Roasted Beetroot and Goat Cheese Salad
Chef Danny Lledó of Xiquet

Chef Danny Lledó of Michelin-starred Xiquet spent most of his childhood in Valencia, Spain. Raised by a Portuguese mother and Valencian father, he sees Thanksgiving as the perfect time “to completely shut my brain off from everything work, and really focus on being thankful for all I have with my close friends and family.”

His first memory of the holiday comes from the tender age of five. “I remember holding this turkey drumstick that was as big as my head and just loved eating it down to the bone,” he recalls. 

For Lledó, however, there are some bits of Thanksgiving that remain a bit … puzzling. 

“The tradition of getting a plate and filling it to the brim with food and overindulging is something that I still don’t understand,” he says, noting that he prefers plated portions over an overwrought buffet. “A dish that is beautiful to look at tastes that much better for me.”

That’s why he always features dishes with a lighter touch, like this seasonal beetroot salad. It doesn’t just boast a Spanish flair through its use of Caña de Cabra goat cheese; it’s also evocative of his homeland’s more even-handed culinary approach.

“Spanish cuisine is all about having a balance,” he says, “and that’s why having a light and bright salad like this works with all the usual Thanksgiving accoutrements.”

In this salad, seasonal, jewel-toned beets are roasted to bring out all of their naturally caramelized flavors — an essential selling point for Lledó, who actually grew up hating the root veggie.

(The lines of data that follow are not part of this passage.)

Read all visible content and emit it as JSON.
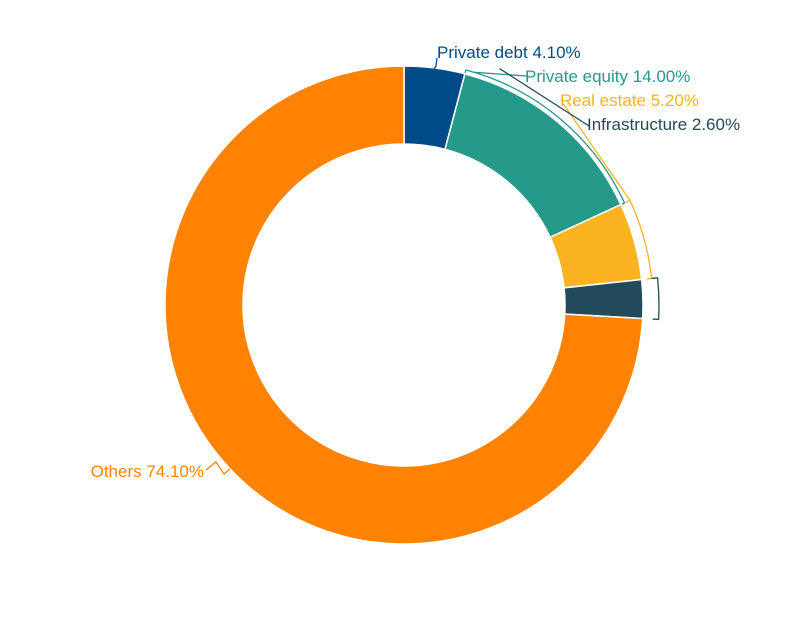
{
  "chart_data": {
    "type": "pie",
    "variant": "donut",
    "title": "",
    "slices": [
      {
        "label": "Private debt",
        "value": 4.1,
        "value_label": "4.10%",
        "color": "#004b87"
      },
      {
        "label": "Private equity",
        "value": 14.0,
        "value_label": "14.00%",
        "color": "#25998a"
      },
      {
        "label": "Real estate",
        "value": 5.2,
        "value_label": "5.20%",
        "color": "#fbb321"
      },
      {
        "label": "Infrastructure",
        "value": 2.6,
        "value_label": "2.60%",
        "color": "#224a5a"
      },
      {
        "label": "Others",
        "value": 74.1,
        "value_label": "74.10%",
        "color": "#ff8300"
      }
    ],
    "start_angle_deg": 0,
    "direction": "clockwise",
    "legend": "none"
  },
  "colors": {
    "background": "#ffffff",
    "slice_border": "#ffffff"
  }
}
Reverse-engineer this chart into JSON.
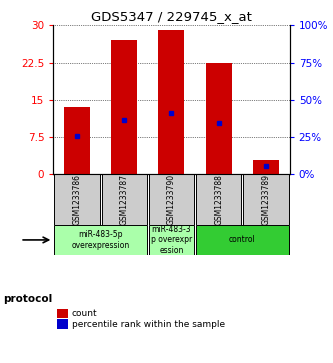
{
  "title": "GDS5347 / 229745_x_at",
  "samples": [
    "GSM1233786",
    "GSM1233787",
    "GSM1233790",
    "GSM1233788",
    "GSM1233789"
  ],
  "count_values": [
    13.5,
    27.0,
    29.0,
    22.5,
    2.8
  ],
  "percentile_values": [
    25.5,
    36.0,
    41.0,
    34.0,
    5.5
  ],
  "bar_color": "#cc0000",
  "dot_color": "#0000cc",
  "ylim_left": [
    0,
    30
  ],
  "ylim_right": [
    0,
    100
  ],
  "yticks_left": [
    0,
    7.5,
    15,
    22.5,
    30
  ],
  "yticks_right": [
    0,
    25,
    50,
    75,
    100
  ],
  "ytick_labels_left": [
    "0",
    "7.5",
    "15",
    "22.5",
    "30"
  ],
  "ytick_labels_right": [
    "0%",
    "25%",
    "50%",
    "75%",
    "100%"
  ],
  "groups": [
    {
      "label": "miR-483-5p\noverexpression",
      "samples": [
        0,
        1
      ],
      "color": "#aaffaa"
    },
    {
      "label": "miR-483-3\np overexpr\nession",
      "samples": [
        2
      ],
      "color": "#aaffaa"
    },
    {
      "label": "control",
      "samples": [
        3,
        4
      ],
      "color": "#33cc33"
    }
  ],
  "protocol_label": "protocol",
  "legend_count_label": "count",
  "legend_percentile_label": "percentile rank within the sample",
  "background_color": "#ffffff",
  "plot_bg_color": "#ffffff",
  "sample_box_color": "#cccccc"
}
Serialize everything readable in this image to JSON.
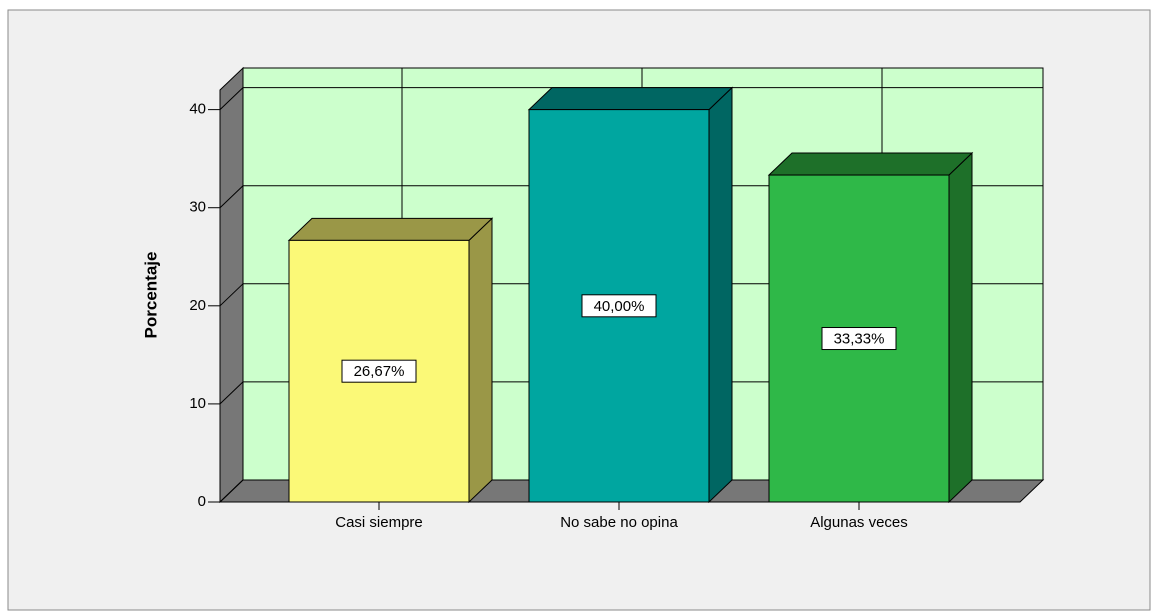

“As an adult,” he says, “I made it a goal to find a way to use the ingredient in a way that I would enjoy eating.”


8 baby red beets
8 baby golden beets
Drizzle of olive oil
2 oranges, segmented
Mesclun greens
200 grams (7 ounces) Caña de Cabra goat cheese
200 grams (7 ounces) walnuts

For the dressing

100 grams (about ¾ cup) fresh orange juice
50 grams (3¾ tablespoons) extra-virgin olive oil
1 tablespoon balsamic vinegar
Salt and pepper, to taste


Preheat the oven to 350° F. Toss the whole beets in olive oil and salt, and roast for 1 hour, or until tender. Set aside to cool, then peel and quarter.

Whisk the dressing ingredients together in a bowl.

In a serving bowl, combine the beets, orange segments, and lettuce. Drizzle with dressing and toss to combine.

Top the salad with crumbled goat cheese and chopped walnuts, and serve.